What are Microservices?
Microservices describes the architectural process of building a distributed application from separately deployable services that perform specific business functions and communicate over web interfaces. DevOps teams enclose individual pieces of functionality in microservices and build larger systems by combining the microservices like building blocks.
Microservices apply an example of the open/closed principle:
- They're open for extension (using the interfaces they expose)
- They're closed for modification (each is implemented and versioned independently)
Microservices provide many benefits over monolithic architectures:
- They can remove single points of failure (SPOFs) by ensuring issues in one service don't crash or affect other parts of an application.
- Individual microservices can be scaled out independently to provide extra availability and capacity.
- DevOps teams can extend functionality by adding new microservices without unnecessarily affecting other parts of the application.

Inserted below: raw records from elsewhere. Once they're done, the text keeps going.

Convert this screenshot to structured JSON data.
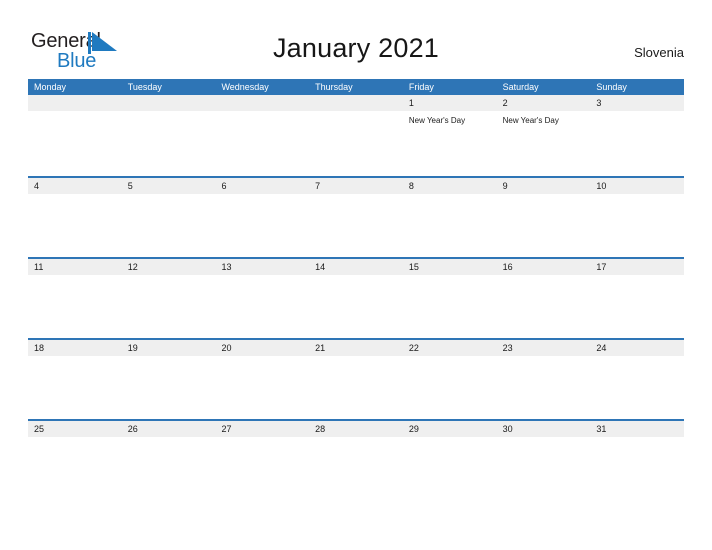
{
  "brand": {
    "name_part1": "General",
    "name_part2": "Blue",
    "mark_icon": "blue-triangle-flag-icon",
    "color_dark": "#231f20",
    "color_blue": "#1f7ac0"
  },
  "header": {
    "title": "January 2021",
    "region": "Slovenia"
  },
  "colors": {
    "header_blue": "#2e75b6",
    "date_band_gray": "#efefef",
    "row_divider_blue": "#2e75b6",
    "text_dark": "#1a1a1a",
    "page_background": "#ffffff"
  },
  "calendar": {
    "month": "January",
    "year": "2021",
    "weekday_headers": [
      "Monday",
      "Tuesday",
      "Wednesday",
      "Thursday",
      "Friday",
      "Saturday",
      "Sunday"
    ],
    "weeks": [
      {
        "days": [
          {
            "num": "",
            "events": []
          },
          {
            "num": "",
            "events": []
          },
          {
            "num": "",
            "events": []
          },
          {
            "num": "",
            "events": []
          },
          {
            "num": "1",
            "events": [
              "New Year's Day"
            ]
          },
          {
            "num": "2",
            "events": [
              "New Year's Day"
            ]
          },
          {
            "num": "3",
            "events": []
          }
        ]
      },
      {
        "days": [
          {
            "num": "4",
            "events": []
          },
          {
            "num": "5",
            "events": []
          },
          {
            "num": "6",
            "events": []
          },
          {
            "num": "7",
            "events": []
          },
          {
            "num": "8",
            "events": []
          },
          {
            "num": "9",
            "events": []
          },
          {
            "num": "10",
            "events": []
          }
        ]
      },
      {
        "days": [
          {
            "num": "11",
            "events": []
          },
          {
            "num": "12",
            "events": []
          },
          {
            "num": "13",
            "events": []
          },
          {
            "num": "14",
            "events": []
          },
          {
            "num": "15",
            "events": []
          },
          {
            "num": "16",
            "events": []
          },
          {
            "num": "17",
            "events": []
          }
        ]
      },
      {
        "days": [
          {
            "num": "18",
            "events": []
          },
          {
            "num": "19",
            "events": []
          },
          {
            "num": "20",
            "events": []
          },
          {
            "num": "21",
            "events": []
          },
          {
            "num": "22",
            "events": []
          },
          {
            "num": "23",
            "events": []
          },
          {
            "num": "24",
            "events": []
          }
        ]
      },
      {
        "days": [
          {
            "num": "25",
            "events": []
          },
          {
            "num": "26",
            "events": []
          },
          {
            "num": "27",
            "events": []
          },
          {
            "num": "28",
            "events": []
          },
          {
            "num": "29",
            "events": []
          },
          {
            "num": "30",
            "events": []
          },
          {
            "num": "31",
            "events": []
          }
        ]
      }
    ]
  }
}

Using microservices can increase team velocity. DevOps practices, such as Continuous Integration and Continuous Delivery, are used to drive microservice deployments. Microservices nicely complement cloud-based application architectures by allowing software development teams to take advantage of scenarios such as event-driven programming and autoscale. The microservice components expose APIs (application programming interfaces), typically over REST protocols, for communicating with other services.
An increasingly common practice is to use container clusters to implement microservices. Containers allow for the isolation, packaging, and deployment of microservices, while orchestration scales out a group of containers into an application.